First, the rearing system will be set up by hatching cysts and maintaining nauplii through to the adult stage, with developmental monitoring under a stereomicroscope. Second, Vibrio strains selected from the laboratory’s common stock will be used to infect Artemia, and colonization dynamics will be monitored by limit-dilution plating on agar, DNA extraction, and ddPCR quantification targeting taxonomic and prophage markers-thereby enabling detection of potential prophage induction during larval colonization. Third, high-titer stocks of virulent phages will be prepared (thawing, titration, amplification on soft agar) to assess their impact on Artemia survival, bacterial population dynamics, and potentially on the activation of endogenous prophages.

Characterization of lytic and lysogenic interactions between phages and Vibrio crassostreae
Summer internship: (May- August 2026) Dany Campagna
Bacteriophages can adopt different modes of interaction with their hosts, ranging from a lytic cycle to temperate strategies involving lysogeny. On agar, these differences manifest as distinct phenotypes clear and turbid plaques reflecting complex interactions between phages, hosts, and anti-phage defense systems. Recent work in the laboratory established a collection of phages infecting Vibrio crassostreae, two of which turned out to be extrachromosomal temperate phages (one circular, one linear), capable of producing progeny in some hosts, turbid plaques in others, or no visible effect. This project aims to refine this phage–host infection matrix to distinguish lytic interactions, post-adsorption blocks, and lysogeny events.
First, high-titer phage stocks will be produced by thawing, titration, and amplification on soft agar. Second, a cross-infection matrix will document observed phenotypes for all phage–host combinations. Third, turbid interactions will be characterized by re-isolating bacteria, detecting prophages by colony PCR, and monitoring lysogen growth in liquid medium to assess the impact on bacterial fitness.
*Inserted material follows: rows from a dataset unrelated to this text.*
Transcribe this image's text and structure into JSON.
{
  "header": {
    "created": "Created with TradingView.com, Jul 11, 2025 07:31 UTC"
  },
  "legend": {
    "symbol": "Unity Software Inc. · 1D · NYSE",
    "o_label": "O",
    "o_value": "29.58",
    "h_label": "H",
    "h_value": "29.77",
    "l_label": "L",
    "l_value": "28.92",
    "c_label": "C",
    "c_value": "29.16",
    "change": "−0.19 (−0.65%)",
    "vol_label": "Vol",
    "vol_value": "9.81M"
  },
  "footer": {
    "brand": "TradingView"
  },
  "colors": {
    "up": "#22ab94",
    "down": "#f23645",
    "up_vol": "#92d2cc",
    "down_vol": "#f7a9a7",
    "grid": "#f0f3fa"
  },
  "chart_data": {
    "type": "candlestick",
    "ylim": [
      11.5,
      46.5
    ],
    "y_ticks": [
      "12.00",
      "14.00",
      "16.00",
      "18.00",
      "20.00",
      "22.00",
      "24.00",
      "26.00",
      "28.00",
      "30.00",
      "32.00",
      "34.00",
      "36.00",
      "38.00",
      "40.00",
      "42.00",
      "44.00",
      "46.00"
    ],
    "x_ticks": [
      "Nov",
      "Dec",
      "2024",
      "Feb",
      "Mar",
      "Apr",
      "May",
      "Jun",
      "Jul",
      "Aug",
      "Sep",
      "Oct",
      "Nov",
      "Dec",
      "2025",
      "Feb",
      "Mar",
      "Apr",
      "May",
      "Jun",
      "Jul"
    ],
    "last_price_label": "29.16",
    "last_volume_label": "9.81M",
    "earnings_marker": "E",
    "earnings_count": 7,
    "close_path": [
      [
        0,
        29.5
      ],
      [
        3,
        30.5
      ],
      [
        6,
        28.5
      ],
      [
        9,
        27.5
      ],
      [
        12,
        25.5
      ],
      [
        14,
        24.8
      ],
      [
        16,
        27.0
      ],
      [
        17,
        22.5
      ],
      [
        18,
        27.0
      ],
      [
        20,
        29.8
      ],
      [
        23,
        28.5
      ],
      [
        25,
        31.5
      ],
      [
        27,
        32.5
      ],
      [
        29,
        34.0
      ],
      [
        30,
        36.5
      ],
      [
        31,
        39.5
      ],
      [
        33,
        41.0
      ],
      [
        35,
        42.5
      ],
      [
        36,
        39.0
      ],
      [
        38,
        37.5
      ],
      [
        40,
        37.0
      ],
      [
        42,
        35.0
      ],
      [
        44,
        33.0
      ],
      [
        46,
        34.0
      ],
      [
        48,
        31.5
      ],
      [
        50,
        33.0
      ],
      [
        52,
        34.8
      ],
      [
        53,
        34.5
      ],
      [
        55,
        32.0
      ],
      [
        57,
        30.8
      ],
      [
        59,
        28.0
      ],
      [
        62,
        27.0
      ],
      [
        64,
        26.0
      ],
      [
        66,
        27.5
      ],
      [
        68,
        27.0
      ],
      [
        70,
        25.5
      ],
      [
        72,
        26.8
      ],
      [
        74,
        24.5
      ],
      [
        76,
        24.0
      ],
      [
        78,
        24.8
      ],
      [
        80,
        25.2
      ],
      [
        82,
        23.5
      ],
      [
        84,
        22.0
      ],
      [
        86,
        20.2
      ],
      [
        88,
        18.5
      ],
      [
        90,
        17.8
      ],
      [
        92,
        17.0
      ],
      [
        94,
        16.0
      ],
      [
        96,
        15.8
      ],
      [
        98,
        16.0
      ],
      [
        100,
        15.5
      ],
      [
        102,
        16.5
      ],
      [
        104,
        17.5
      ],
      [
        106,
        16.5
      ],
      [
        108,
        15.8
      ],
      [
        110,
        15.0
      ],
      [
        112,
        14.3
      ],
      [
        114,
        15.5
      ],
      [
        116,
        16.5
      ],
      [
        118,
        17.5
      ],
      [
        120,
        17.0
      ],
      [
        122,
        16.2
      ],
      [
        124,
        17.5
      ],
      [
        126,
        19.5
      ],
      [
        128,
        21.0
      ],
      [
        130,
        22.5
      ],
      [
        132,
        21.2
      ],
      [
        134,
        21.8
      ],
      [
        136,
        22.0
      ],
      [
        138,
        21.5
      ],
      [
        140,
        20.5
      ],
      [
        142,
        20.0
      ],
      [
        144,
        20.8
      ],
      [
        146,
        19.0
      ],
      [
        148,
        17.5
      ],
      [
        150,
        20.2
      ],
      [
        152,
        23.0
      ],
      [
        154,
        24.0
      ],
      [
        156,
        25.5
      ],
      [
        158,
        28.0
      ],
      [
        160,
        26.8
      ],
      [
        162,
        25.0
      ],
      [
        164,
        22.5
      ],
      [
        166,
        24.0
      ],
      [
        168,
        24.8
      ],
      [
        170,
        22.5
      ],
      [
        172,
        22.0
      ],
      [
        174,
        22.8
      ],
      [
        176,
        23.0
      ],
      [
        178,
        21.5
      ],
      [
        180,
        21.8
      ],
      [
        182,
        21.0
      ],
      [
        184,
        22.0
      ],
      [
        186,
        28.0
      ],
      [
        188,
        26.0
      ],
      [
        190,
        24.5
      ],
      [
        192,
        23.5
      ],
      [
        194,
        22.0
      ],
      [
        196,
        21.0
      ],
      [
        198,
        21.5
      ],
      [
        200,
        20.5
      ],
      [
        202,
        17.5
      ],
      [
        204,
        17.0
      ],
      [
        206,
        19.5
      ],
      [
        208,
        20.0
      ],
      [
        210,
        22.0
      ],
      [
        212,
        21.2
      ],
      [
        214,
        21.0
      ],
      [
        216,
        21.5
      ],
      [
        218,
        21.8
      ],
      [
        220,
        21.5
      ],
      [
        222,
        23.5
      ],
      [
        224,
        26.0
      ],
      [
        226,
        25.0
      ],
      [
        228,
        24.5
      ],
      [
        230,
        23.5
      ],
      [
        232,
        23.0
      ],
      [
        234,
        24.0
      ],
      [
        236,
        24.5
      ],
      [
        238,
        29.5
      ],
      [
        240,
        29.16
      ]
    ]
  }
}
Phage-Vibrio parahaemolyticus interactions and biocontrol applications Intern
Summer internship: (May- August 2026) Marilou Blais
Vibrio parahaemolyticus is a zoonotic pathogen transmitted through seafood and a major cause of human gastroenteritis, with several documented outbreaks in Canada. It is also responsible for significant mortality in shrimp aquaculture and serves as a relevant indicator of the impact of climate change on the emergence of infectious diseases in marine environments. In a context of growing antibiotic resistance, our laboratory explores the use of bacteriophages as an eco-responsible alternative to limit shellfish contamination. We have assembled a collection of 128 clinical and environmental Canadian isolates of V. parahaemolyticus whose genomes have been sequenced, enabling the identification of epidemic clades and the analysis of virulence, antibiotic resistance, and anti-phage defense mechanisms. In parallel, analysis of oyster plasma collected from Chesapeake Bay revealed high phage diversity, with 74 phages isolated that infect 56 bacterial strains. The central hypothesis is that these phages display a wide diversity of host specificity, ranging from highly specialized phages to those capable of infecting multiple clades.
This project aims to better understand phage-Vibrio interactions and identify candidates for biocontrol applications, through the preparation of high-titer phage stocks and the establishment of quantitative cross-infection matrices between phages and bacterial strains.